Après trois saisons avec le Lightning de Tampa Bay, Jonathan Drouin était bien heureux de s'amener avec le Canadien.

Ronde de golf gâchée par Bergevin!

Jonathan Drouin a dû revoir ses plans, jeudi. «J'étais sur la route pour aller jouer au golf avec des amis quand mon agent m'a appelé, puis Marc [Bergevin]», a raconté la nouvelle acquisition du Canadien. «C'est finalement une journée bien différente que ce que j'avais prévu, mais c'est encore mieux qu'une partie de golf.»
Drouin était encore au septième ciel lors de la conférence de presse en fin d'après-midi, au Centre Bell. «C'est tout un honneur. Pour moi, un jeune Québécois, c'est gros. J'ai encore le sourire. Ça fait trois heures que le sourire ne veut pas partir. Je suis bien heureux de venir ici à Montréal.»
Malgré l'ouragan dans lequel il s'est retrouvé, Drouin était capable de comprendre l'ampleur du moment. Rarement le Canadien a été en mesure de mettre le grappin sur un jeune talent local de son envergure dans les deux dernières décennies.
«J'en parlais avec mes parents et mes amis proches, c'est une opportunité rare», a rappelé Drouin. «Quand vous êtes jeunes, vous vous promenez dans la rue avec un chandail du Canadien, vous écoutez les matchs du Canadien. C'est quelque chose que nous faisions en famille. J'en parlais avec mon père. Nous sommes très contents.»
«Un peu surpris»
Drouin s'est dit «un peu surpris» d'avoir été échangé, mais il était au courant des rumeurs. Le Lightning était dans une position délicate autant au niveau de sa masse salariale que de sa liste de protection pour le repêchage d'expansion.
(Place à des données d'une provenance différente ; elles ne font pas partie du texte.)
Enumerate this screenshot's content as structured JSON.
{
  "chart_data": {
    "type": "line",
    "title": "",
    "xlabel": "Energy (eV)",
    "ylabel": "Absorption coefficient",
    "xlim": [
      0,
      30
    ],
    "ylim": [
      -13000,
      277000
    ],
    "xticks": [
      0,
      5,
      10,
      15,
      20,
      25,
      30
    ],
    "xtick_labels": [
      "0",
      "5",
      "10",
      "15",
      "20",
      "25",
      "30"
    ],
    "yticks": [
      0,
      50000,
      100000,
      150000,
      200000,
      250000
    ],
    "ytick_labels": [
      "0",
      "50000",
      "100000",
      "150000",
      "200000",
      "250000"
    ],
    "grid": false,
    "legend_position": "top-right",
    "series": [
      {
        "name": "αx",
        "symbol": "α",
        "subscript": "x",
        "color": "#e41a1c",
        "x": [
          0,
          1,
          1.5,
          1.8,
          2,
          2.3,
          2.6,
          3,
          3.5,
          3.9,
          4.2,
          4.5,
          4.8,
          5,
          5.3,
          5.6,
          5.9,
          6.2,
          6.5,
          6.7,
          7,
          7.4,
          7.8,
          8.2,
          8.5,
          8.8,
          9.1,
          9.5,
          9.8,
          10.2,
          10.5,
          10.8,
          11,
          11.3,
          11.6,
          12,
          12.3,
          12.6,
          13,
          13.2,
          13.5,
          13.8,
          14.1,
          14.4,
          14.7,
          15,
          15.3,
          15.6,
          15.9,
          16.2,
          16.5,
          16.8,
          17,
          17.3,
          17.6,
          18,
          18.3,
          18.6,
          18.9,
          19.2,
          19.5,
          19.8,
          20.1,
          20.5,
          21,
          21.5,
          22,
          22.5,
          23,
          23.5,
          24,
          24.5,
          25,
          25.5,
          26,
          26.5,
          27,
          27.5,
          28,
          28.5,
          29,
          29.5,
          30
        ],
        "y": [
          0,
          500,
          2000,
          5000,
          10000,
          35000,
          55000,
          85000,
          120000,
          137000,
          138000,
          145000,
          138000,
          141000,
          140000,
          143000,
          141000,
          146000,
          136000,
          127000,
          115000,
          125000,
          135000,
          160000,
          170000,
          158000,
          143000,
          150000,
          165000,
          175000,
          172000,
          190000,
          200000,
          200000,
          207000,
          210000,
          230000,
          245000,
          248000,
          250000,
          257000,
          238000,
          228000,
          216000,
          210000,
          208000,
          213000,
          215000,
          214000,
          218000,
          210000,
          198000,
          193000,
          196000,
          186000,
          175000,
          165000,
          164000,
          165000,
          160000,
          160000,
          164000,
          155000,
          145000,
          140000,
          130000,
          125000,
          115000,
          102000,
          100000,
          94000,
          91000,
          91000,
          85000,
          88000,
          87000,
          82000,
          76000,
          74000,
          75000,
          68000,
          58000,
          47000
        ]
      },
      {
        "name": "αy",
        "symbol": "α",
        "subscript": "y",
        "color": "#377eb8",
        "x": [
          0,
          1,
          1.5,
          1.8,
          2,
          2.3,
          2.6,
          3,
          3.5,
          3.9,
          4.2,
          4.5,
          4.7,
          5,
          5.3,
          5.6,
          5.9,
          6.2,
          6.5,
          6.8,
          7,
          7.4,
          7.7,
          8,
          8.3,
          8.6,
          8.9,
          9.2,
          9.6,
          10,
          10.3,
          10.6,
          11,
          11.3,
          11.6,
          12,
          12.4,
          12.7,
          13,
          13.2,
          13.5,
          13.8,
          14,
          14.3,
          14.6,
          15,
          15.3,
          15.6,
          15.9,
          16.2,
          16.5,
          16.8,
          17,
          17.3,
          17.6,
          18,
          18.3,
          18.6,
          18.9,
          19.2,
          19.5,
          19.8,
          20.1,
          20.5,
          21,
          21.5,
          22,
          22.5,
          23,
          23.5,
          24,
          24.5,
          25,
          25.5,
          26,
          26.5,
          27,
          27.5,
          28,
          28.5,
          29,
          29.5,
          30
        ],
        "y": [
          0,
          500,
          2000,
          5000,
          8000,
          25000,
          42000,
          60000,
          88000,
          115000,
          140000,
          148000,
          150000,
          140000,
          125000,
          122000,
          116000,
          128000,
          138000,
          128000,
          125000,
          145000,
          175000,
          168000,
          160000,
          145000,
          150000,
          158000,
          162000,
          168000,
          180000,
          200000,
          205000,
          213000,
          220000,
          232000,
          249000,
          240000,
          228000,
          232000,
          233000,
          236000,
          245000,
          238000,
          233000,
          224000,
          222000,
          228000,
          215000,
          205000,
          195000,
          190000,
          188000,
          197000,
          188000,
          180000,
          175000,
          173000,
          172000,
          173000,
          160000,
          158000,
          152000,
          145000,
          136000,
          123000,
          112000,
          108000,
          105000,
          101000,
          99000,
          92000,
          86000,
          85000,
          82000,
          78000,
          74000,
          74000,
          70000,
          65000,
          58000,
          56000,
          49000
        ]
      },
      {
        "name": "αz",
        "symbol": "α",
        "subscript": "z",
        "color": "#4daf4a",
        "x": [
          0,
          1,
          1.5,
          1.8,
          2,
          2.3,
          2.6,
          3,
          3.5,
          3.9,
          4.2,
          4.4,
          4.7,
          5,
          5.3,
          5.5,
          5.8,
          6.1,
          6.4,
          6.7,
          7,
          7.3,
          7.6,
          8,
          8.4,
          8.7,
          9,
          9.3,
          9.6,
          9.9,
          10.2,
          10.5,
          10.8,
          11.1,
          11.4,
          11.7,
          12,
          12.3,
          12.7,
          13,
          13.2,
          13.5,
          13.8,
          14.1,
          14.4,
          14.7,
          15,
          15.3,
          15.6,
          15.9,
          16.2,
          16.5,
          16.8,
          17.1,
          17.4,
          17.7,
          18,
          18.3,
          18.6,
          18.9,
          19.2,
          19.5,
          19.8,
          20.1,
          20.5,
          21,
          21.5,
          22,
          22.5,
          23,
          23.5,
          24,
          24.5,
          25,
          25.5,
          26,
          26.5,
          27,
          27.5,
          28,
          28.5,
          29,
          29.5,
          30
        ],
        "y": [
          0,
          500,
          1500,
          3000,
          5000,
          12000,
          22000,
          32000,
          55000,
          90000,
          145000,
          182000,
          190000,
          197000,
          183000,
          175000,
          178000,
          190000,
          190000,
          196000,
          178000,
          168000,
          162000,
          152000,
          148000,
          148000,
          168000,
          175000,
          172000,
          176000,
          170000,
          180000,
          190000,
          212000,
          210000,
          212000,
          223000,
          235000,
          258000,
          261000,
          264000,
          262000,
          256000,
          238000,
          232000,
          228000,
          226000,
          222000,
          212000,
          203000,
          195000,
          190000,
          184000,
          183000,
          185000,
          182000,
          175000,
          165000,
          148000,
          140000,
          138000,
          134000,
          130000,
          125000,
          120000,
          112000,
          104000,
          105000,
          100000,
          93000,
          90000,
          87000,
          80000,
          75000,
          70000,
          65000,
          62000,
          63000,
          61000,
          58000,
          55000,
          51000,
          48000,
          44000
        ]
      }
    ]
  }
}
Le dg Steve Yzerman a finalement sacrifié Drouin, qui avait déjà défrayé les manchettes après avoir été rétrogradé dans la Ligue américaine vers la fin de l'année 2015 et exigé une transaction au Lightning. 
«C'est difficile de dire si ce qui s'est passé cette année-là était la bonne chose à faire ou non, et j'en ai parlé plusieurs fois», a mentionné Drouin. «J'ai certainement grandi comme personne. Je suis allé à Syracuse, j'ai découvert une autre ligue, un environnement où les choses fonctionnent différemment. Je suis retourné à Tampa Bay et la dernière saison a été très bonne pour moi.»
Drouin jouera maintenant sous le microscope des amateurs du Canadien. La pression pourrait être intense si l'entraîneur-chef Claude Julien tente l'expérience de le placer au centre. «Je veux me nourrir de cette pression. J'ai joué à plusieurs reprises au Centre Bell en tant que visiteur et j'ai hâte de jouer pour l'équipe locale.
«J'arrive dans une très, très bonne équipe. Il y a Max Pacioretty, Carey Price, Shea Weber, la liste est longue. Je veux aider l'équipe, mais je ne serai pas seul à faire le travail ici. Il y a beaucoup de joueurs étoiles, de joueurs établis. Il y a des bons vétérans pour m'aider. J'ai trois ans d'expérience, mais je suis encore jeune.»